So I have to prove this using the Cauchy-Shwarz Inequality. I'm going to paste the whole question here:

So this is what I have so far:
\begin{align*} & \sum_{i=1}^{n} \frac{u_{i}^2}{k} \times \frac{v_{i}^2}{u_{i}^2} > \bigg[\sum_{i=1}^{n}\frac{u_{i}^2}{k} \times \frac{v_{i}}{u_{i}}\bigg]^2 \\\\ & \Longleftrightarrow \frac{1}{k} \sum_{i=1}^{n} u_{i}^2 \times \frac{v_{i}^2}{u_{i}^2} > \bigg[\frac{1}{k}\sum_{i=1}^{n} u_{i}^2 \times \frac{v_{i}}{u_{i}}\bigg]^2 \\\\ & \Longleftrightarrow \frac{1}{k} \sum_{i=1}^{n} u_{i}^2 \times \frac{v_{i}^2}{u_{i}^2} > \frac{1}{k^2}\bigg[\sum_{i=1}^{n} u_{i}^2 \times \frac{v_{i}}{u_{i}}\bigg]^2 \\\\ & \Longleftrightarrow \frac{1}{k} \sum_{i=1}^{n} {v_{i}^2} > \frac{1} {k^2}\bigg[\sum_{i=1}^{n} u_{i}^2 \times \frac{v_{i}}{u_{i}}\bigg]^2 \\\\ & \Longleftrightarrow k \sum_{i=1}^{n} {v_{i}^2} > \bigg[\sum_{i=1}^{n} u_{i} \times v_{i}\bigg]^2 \\\\ \end{align*}
I have no idea where to go from here.
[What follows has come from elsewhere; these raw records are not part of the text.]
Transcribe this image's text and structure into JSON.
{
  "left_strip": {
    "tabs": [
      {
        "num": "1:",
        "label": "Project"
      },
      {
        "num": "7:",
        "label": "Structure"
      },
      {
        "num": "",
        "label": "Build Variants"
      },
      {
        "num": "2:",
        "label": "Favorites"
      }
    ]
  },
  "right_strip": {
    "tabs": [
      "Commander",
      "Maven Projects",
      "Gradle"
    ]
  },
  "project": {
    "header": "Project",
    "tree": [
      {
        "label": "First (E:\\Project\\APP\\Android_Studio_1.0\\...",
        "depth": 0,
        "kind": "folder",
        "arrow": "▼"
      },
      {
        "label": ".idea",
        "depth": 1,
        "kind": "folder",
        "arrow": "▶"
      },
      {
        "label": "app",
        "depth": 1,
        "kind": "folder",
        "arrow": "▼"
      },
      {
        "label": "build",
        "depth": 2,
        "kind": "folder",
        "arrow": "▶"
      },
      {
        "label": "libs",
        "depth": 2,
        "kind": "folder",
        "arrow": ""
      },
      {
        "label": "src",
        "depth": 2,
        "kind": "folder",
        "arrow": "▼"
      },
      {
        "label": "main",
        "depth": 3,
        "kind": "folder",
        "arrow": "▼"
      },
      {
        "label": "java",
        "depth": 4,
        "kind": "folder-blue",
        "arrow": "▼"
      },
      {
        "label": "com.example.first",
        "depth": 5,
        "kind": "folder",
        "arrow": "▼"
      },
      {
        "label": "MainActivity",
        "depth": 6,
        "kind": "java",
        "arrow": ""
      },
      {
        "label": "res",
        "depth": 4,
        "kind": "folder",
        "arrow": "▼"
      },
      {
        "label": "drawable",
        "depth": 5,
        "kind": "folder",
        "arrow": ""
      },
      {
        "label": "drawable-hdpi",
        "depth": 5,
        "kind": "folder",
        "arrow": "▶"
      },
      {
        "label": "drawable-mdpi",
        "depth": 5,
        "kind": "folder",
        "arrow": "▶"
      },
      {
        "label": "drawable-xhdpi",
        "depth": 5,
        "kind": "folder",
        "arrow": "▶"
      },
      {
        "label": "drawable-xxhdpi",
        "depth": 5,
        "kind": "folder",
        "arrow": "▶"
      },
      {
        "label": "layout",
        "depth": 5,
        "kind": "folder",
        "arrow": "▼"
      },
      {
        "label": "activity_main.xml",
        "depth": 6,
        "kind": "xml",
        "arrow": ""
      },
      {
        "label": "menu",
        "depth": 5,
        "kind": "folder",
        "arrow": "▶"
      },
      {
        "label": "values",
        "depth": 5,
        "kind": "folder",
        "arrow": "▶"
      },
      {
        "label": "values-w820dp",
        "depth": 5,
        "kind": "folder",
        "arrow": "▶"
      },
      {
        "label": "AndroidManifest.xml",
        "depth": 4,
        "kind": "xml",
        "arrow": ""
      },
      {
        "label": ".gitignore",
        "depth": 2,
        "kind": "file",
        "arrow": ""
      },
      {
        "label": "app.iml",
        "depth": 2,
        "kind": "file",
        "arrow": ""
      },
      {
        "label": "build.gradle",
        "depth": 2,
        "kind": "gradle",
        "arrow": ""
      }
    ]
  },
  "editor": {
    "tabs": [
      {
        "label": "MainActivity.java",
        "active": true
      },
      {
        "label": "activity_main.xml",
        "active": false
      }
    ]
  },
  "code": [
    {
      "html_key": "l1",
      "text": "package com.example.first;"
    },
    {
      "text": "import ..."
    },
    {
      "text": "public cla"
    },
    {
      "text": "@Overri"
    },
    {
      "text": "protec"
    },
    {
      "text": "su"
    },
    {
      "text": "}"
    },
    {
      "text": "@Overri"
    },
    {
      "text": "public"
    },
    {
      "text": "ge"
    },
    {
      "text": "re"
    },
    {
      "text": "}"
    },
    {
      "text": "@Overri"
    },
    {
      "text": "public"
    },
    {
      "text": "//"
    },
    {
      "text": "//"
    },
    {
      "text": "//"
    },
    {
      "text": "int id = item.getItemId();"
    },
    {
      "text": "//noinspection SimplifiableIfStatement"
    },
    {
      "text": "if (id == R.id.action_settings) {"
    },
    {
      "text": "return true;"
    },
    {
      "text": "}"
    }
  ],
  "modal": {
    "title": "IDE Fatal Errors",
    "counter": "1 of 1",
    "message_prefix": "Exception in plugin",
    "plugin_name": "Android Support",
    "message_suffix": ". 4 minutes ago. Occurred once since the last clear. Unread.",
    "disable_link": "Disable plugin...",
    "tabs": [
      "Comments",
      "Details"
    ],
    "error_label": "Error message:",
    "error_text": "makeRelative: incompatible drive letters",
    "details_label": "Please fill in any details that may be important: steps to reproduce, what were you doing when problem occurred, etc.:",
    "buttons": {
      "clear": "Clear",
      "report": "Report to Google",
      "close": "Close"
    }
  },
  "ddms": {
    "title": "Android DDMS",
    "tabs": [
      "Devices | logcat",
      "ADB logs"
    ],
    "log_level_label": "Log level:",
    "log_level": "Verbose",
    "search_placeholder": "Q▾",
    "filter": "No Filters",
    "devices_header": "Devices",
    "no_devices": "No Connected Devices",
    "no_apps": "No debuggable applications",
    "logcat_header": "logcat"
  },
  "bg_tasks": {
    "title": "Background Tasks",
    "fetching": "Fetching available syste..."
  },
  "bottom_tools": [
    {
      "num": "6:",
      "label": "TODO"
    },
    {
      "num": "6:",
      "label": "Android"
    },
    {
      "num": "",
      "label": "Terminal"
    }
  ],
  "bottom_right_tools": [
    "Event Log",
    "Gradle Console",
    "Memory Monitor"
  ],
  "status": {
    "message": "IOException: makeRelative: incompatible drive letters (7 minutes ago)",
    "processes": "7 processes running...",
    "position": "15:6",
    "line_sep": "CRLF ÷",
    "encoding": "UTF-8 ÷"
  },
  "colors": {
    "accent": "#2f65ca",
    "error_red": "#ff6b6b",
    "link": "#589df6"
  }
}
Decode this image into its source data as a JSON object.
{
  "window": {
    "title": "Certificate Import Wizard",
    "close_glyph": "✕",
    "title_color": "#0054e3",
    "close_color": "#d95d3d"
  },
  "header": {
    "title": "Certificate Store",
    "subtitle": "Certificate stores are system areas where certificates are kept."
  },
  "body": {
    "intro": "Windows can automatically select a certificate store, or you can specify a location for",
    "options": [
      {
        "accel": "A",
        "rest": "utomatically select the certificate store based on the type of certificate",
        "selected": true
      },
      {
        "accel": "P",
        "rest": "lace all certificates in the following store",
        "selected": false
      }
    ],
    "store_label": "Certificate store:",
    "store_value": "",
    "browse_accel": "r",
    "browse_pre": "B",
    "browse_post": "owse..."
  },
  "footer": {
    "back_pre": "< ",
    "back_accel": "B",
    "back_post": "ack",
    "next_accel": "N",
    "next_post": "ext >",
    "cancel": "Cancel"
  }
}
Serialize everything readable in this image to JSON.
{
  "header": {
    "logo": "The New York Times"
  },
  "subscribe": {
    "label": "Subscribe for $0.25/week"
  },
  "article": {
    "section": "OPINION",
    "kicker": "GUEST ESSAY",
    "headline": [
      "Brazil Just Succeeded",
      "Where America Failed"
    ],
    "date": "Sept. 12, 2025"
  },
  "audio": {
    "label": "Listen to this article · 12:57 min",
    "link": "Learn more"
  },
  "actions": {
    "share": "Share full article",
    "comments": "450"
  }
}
There is supposed to be only one value of K for which this inequality works,which is I'm sure to make all probabilities sum to 1. I'm super lost on what I'm supposed to do next. Thank you for any help.
You can choose $K=\|u\|^2$ (Given that $\|u\|=\sqrt{u_1^2+u_2^2+...+u_n^2}$) since the norm of a vector can be considered as a constant.